# D28 and Larrivee D40, LV03R



## DavidChandross (10 mo ago)

I have owned a David Wren original, many Martins, Larivees and Gibsons, and I love them all. But nothing matches the power, volume and diversity of tones that I see in the D28. I did not by the HD model, frankly the D28 stretched my budget. But I am happy with this choice. I had a D18 but it was nothing like this. 

Now I have a Larrivee LV03 Rosewood on order and I will be thrilled to compare them. For pure inspiration, Larrivees really work for me as well. My D40 is not like a D18 or a D28. It is punchy,very percussive, sharp. Mahogany B/S. 

I think this is just a NGD post really. D28, where have you been all my life?


----------



## guitarman2 (Aug 25, 2006)

Nothing like a great D-28. I lusted after a D-28 from the early 70's until the early 90's when I bought my first, a D-28 standard. From there I went to an HD-28 then to an HD-28V which I owned for close to 9 years and only sold to buy a D-28 Authentic 1941 which I've had for over 5 years. Not long after I bought the D-28A I bought a D-18 Authentic 1939. As far as Martins go there is really no where to go better except the real vintage versions which will take a lottery win for me to own.


----------



## mawmow (Nov 14, 2017)

I am not actually a dreadnough guy... But I used to love the rare Larrivee L-03 koa I sold last year as well as the OM-09 I am on the verge to let go too (my Guild F-30 appears as good). I loved the sound of my former Martin D-35 and do love my OOO-18 (2014) as well as my OODB. I love my Taylors 412ce (2007) and 510 (2006) too. You cannot go wrong with these, nor with those you named.


----------



## b-nads (Apr 9, 2010)

I loved the D28 I had, but only for playing the guitar - not for singing with or recording. I recently went to L&M in Laval and played everything in the shop. In all honesty, the L03R that was there out-toned the D28. It had a deeper, richer bass, with the Larrivee balance through the rest of the frequency range.


----------



## gretsch4me (Jun 2, 2018)

Never owned a Larrivee, so can't comment on that. But I do have an '83 D-28 that I can't ever imagine being without. It is my cold, dead hands guitar. To my ears it has what I believe is the fundamental, classic D-28 sound made famous on numerous recordings. It's an easy sound to love and bond with. But that is what my ears hear and it is not to say that it is better than brand xyz.


----------



## DavidChandross (10 mo ago)

b-nads said:


> I loved the D28 I had, but only for playing the guitar - not for singing with or recording. I recently went to L&M in Laval and played everything in the shop. In all honesty, the L03R that was there out-toned the D28. It had a deeper, richer bass, with the Larrivee balance through the rest of the frequency range.
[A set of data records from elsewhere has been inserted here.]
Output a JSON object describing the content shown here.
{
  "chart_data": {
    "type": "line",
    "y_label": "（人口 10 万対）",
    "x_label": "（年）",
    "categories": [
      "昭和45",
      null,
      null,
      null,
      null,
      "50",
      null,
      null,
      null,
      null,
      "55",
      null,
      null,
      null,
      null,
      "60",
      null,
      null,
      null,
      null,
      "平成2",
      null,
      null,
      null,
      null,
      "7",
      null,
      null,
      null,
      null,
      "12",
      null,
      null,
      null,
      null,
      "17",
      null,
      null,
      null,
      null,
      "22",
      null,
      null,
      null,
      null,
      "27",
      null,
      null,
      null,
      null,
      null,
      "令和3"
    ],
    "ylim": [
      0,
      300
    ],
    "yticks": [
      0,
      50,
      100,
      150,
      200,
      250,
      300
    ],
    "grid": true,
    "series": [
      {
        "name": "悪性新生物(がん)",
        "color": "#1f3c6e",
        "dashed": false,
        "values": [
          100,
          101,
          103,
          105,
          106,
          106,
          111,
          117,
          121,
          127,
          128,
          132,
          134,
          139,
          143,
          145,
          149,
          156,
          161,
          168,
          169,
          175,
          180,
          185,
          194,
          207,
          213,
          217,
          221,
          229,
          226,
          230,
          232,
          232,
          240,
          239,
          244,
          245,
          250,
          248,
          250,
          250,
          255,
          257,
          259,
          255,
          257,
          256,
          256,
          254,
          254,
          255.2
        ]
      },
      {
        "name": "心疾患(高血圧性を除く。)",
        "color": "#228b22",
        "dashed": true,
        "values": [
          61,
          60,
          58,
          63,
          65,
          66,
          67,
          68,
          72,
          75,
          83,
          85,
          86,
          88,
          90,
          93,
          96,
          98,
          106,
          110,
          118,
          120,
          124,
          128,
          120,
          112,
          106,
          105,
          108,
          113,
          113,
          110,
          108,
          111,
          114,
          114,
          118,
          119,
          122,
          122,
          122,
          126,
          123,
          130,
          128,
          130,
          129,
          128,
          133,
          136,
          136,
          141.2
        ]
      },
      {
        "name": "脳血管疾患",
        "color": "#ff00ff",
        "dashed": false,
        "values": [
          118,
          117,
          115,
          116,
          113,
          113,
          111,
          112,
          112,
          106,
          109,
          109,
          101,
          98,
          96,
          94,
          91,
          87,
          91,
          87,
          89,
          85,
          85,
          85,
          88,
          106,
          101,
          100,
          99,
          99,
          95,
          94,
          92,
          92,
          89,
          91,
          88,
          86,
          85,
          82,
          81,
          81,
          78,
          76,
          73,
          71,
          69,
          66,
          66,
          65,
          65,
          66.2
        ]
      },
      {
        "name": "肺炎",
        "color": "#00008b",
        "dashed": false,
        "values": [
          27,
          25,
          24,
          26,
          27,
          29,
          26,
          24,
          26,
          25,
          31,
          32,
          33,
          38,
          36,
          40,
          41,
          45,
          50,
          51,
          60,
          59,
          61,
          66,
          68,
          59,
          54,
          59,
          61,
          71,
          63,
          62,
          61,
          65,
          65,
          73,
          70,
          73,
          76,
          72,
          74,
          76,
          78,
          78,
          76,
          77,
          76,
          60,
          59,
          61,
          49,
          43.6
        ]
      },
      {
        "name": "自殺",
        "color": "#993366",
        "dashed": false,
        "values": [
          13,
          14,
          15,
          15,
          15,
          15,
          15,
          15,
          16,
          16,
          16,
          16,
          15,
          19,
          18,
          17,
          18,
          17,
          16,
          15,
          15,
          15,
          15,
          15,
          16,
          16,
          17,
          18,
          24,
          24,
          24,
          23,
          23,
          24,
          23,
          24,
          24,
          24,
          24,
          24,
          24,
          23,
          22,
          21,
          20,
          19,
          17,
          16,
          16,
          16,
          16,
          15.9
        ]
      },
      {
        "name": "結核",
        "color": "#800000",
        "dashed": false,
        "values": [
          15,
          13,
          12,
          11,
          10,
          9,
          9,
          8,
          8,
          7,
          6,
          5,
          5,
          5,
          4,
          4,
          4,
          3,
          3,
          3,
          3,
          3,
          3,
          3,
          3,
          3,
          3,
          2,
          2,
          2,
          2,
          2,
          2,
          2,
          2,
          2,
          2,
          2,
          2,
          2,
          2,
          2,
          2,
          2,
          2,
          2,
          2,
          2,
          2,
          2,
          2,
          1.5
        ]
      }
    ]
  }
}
I agree, side by side the Larry performs in those areas better.


----------



## Shai`tan (Aug 25, 2020)

Bit of a thread resurrection here. But I am a fairly new D 28 owner. Picked up a 2016 D28 at my buddies Shop aways back. Now.... he carries quite a few high enders. Taylors. Larrivee`, Northwood... the list goes on. But out of all the ones in the Shop at the time, the D28 stood out with an alround better fuller balanced sound. Ultimately though I think the HD28 is where I`ll be heading. I find the D28 neck is a tad uncomfy .... incomparison to the HD28 I tried. The HD28 felt slimmer, and easier to chord/play. Hard to explain. More effortless. So if and when a 2018 HD28 shows up that`s been well played and broke in somewhat, I`ll be trading up. Although if a Northwood Dreadnaught with the right/similar sound as my D28 came my way, I wouldn`t kick it out of bed. ;p


----------